Les sculptures des Tyrannicides sont un groupe statuaire particulier, érigé une première fois entre la fin du VIe siècle et le début du Ve siècle, pour commémorer la mémoire de deux hommes, Harmodios et Aristogiton, qui ont assassiné en 514 le prince Hipparque, frère du tyran Hippias d’Athènes, ouvrant ainsi la voie plus ou moins légendaire à la fondation de la « démocratie » par Clisthène. La célébrité, littéraire comme iconographique, des Tyrannicides et de leur représentation, donne lieu à de multiples références au cours de l’époque classique et hellénistique. En deux temps, l’ouvrage de V. Azoulay propose une fine réflexion méthodologique sur les apports d’une étude des statues pour l’historien, puis une interprétation de l’évolution de leurs significations au fil des siècles.

Plusieurs éléments sont avancés pour repenser l’étude de la statuaire, loin du cloisonnement entre histoire et histoire de l’art. Cet ouvrage se veut une réflexion sur la possibilité d’utiliser l’étude des œuvres d’art pour penser le politique, en sortant d’une perspective stylistique trop exclusive. Ainsi, cette étude permet de montrer comment la cité athénienne ménage une place au conflit, dans son centre monumental, via ce groupe. L’auteur propose également de sortir d’une lecture trop simple de la réception des œuvres : la difficulté à déterminer un unique sens à donner au groupe « invite donc à mettre un peu de désordre dans une histoire de l’art prompte à transformer une jungle luxuriante en un jardin à la française, aux allées tirées au cordeau. »  
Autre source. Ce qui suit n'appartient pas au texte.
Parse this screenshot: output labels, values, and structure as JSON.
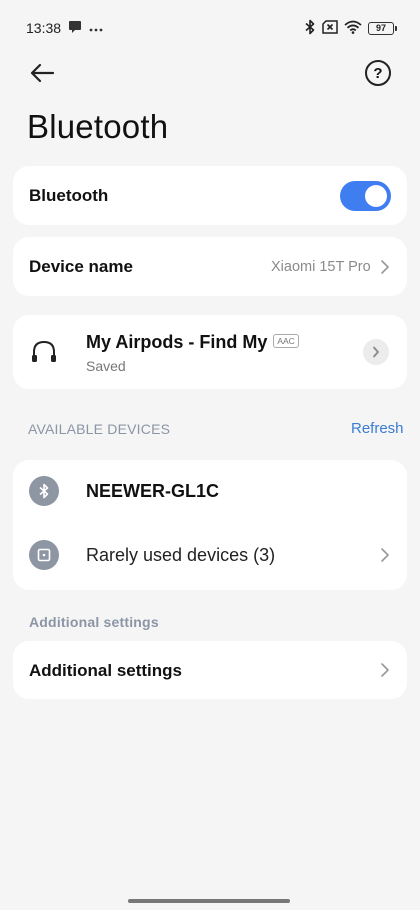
{
  "status_bar": {
    "time": "13:38",
    "notification_icons": [
      "message-icon",
      "more-dots-icon"
    ],
    "right_icons": [
      "bluetooth-icon",
      "no-sim-icon",
      "wifi-icon"
    ],
    "battery_level": "97"
  },
  "header": {
    "title": "Bluetooth"
  },
  "bluetooth_toggle": {
    "label": "Bluetooth",
    "enabled": true
  },
  "device_name": {
    "label": "Device name",
    "value": "Xiaomi 15T Pro"
  },
  "paired_device": {
    "name": "My Airpods - Find My",
    "codec": "AAC",
    "status": "Saved"
  },
  "available_devices": {
    "header": "AVAILABLE DEVICES",
    "refresh_label": "Refresh",
    "items": [
      {
        "name": "NEEWER-GL1C",
        "icon": "bluetooth-icon"
      },
      {
        "name": "Rarely used devices (3)",
        "icon": "device-box-icon"
      }
    ]
  },
  "additional": {
    "header": "Additional settings",
    "row_label": "Additional settings"
  },
  "colors": {
    "accent": "#3f7ef0",
    "link": "#3a7bd5",
    "background": "#f5f5f5",
    "card": "#ffffff"
  }
}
Il s’agit aussi de voir en quoi ces statues ne reflètent pas simplement les évolutions politiques athéniennes, mais contribuent à façonner la culture politique des Athéniens : l’auteur parle du « pouvoir des statues », dans la lignée des travaux de M. Foucault sur les monuments   . L’assassinat des Tyrannicides devient en effet un symbole de la lutte contre la tyrannie, pour les Athéniens, puis pour l’ensemble du monde grec ou hellénophile. Cet événement suscite cependant des lectures divergentes, selon les époques ou les partis, et le groupe statuaire subit de ce fait des « resémantisations successives »   .

Après cette introduction dense, l’ouvrage procède ensuite de façon chronologique, en suivant la métaphore biographique : la première partie s’intitule ainsi « Naissances et crises de croissance », la seconde « L’âge de raison ».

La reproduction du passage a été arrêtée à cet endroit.